Maybe two sites will have been operational for all 30 days of June, another one for 15 days, and a fourth for five days; with a rollout like that, we won’t be able to see the full picture. And that might apply to July as well.

Consider the New Jersey betting handle numbers: In August 2018, with sites gradually rolling out of the course of the month, online handle was $21.71 mm; in September, it was $104.89 mm.

That still wasn’t a fully mature market in September, but it was close enough that we could make credible interpretations based on the figures.

The dog days of sports betting

Even if all of the sites launched simultaneously on June 1 and the PA sports betting marketing machine did a perfect job spreading the word, the handle and revenue would still be somewhat limited for one obvious reason: Summer is the sports world’s slowest season.

PA mobile sportsbooks missed their window for local fans to bet on the 76ers in the NBA playoffs, and most if not all will be too late for betting on the NBA Finals. The same goes for the Stanley Cup Finals in the NHL.

What do sports fans have to bet on in the summer? Baseball, golf, tennis, and a handful of less mainstream options. There will be preseason football by August, too. And NFL futures betting should pick up that month. But in the grand scheme, we’re looking at interest in the Phillies (currently leading the NL East by 2½ games) and Pirates (would make the playoffs as a Wild Card team if the season ended today) to carry the load.
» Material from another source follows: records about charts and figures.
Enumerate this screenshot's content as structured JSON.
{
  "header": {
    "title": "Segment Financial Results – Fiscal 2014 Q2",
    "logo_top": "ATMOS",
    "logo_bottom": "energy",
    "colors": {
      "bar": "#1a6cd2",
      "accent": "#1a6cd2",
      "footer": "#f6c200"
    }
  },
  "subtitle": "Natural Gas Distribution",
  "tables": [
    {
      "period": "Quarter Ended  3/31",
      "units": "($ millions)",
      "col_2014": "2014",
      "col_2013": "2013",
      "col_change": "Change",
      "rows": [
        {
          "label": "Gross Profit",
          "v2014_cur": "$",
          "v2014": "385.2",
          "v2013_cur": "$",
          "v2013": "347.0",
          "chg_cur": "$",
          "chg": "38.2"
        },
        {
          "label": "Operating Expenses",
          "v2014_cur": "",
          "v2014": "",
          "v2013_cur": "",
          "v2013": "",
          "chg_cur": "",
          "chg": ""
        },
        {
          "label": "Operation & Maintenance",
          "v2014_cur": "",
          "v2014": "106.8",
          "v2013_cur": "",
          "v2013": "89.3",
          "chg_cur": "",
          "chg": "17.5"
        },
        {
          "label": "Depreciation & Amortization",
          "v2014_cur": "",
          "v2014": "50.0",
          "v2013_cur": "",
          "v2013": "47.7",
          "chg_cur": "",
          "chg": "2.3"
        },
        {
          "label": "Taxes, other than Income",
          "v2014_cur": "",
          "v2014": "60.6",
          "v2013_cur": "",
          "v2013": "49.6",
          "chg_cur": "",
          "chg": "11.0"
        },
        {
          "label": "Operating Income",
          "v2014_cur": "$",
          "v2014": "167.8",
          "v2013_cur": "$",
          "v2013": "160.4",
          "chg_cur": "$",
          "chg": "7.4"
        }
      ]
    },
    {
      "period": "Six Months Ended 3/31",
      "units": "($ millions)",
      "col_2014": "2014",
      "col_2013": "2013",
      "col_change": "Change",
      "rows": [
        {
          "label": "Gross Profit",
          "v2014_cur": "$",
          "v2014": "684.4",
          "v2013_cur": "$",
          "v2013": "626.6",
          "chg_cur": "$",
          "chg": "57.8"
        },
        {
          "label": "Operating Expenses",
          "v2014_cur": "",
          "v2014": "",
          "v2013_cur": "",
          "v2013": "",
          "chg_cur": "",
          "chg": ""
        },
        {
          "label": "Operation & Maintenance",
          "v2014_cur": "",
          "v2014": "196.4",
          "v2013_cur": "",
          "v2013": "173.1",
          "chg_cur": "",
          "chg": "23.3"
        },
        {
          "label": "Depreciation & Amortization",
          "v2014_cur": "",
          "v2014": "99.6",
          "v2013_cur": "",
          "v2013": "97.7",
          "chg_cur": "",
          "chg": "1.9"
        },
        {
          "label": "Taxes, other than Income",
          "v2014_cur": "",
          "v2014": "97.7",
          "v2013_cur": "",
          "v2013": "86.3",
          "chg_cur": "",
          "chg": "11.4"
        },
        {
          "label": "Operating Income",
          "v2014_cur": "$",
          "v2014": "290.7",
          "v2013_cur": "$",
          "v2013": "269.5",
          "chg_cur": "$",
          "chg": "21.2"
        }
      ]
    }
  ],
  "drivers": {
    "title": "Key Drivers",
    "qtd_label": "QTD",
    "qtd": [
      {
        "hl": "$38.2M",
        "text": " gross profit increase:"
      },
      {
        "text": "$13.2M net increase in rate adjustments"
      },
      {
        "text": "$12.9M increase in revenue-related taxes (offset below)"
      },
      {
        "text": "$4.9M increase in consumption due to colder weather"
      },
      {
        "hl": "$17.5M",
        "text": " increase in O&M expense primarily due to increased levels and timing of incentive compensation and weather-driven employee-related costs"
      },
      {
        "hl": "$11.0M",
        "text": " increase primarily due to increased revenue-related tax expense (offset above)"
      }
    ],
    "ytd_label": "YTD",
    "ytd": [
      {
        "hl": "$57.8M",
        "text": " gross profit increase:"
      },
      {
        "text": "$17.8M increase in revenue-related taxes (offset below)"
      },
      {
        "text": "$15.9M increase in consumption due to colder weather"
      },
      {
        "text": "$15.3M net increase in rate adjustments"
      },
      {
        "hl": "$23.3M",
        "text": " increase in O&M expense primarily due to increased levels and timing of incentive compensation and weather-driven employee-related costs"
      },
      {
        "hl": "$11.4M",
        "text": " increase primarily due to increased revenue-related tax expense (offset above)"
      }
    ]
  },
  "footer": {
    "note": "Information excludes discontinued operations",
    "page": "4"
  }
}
Look back at those 2018 New Jersey figures. Handle quintupled in September, not only because there were more sites to bet on, but also because September is when professional and collegiate athletes alike start playing a little sport called football.

Whenever online sports betting goes live in the Keystone State, whether it’s tomorrow, next week, or it unexpectedly gets bumped back to June, we won’t really know anything until September. The summer is preseason; the fall is when the real games begin.

And that’s why all of the online sportsbooks that aren’t SugarHouse or Rivers shouldn’t panic. The first-mover advantage figures to be temporary. It’s whoever has the best digital sportsbook, with the best odds, promos, and interface, that will rise when NFL season kicks off.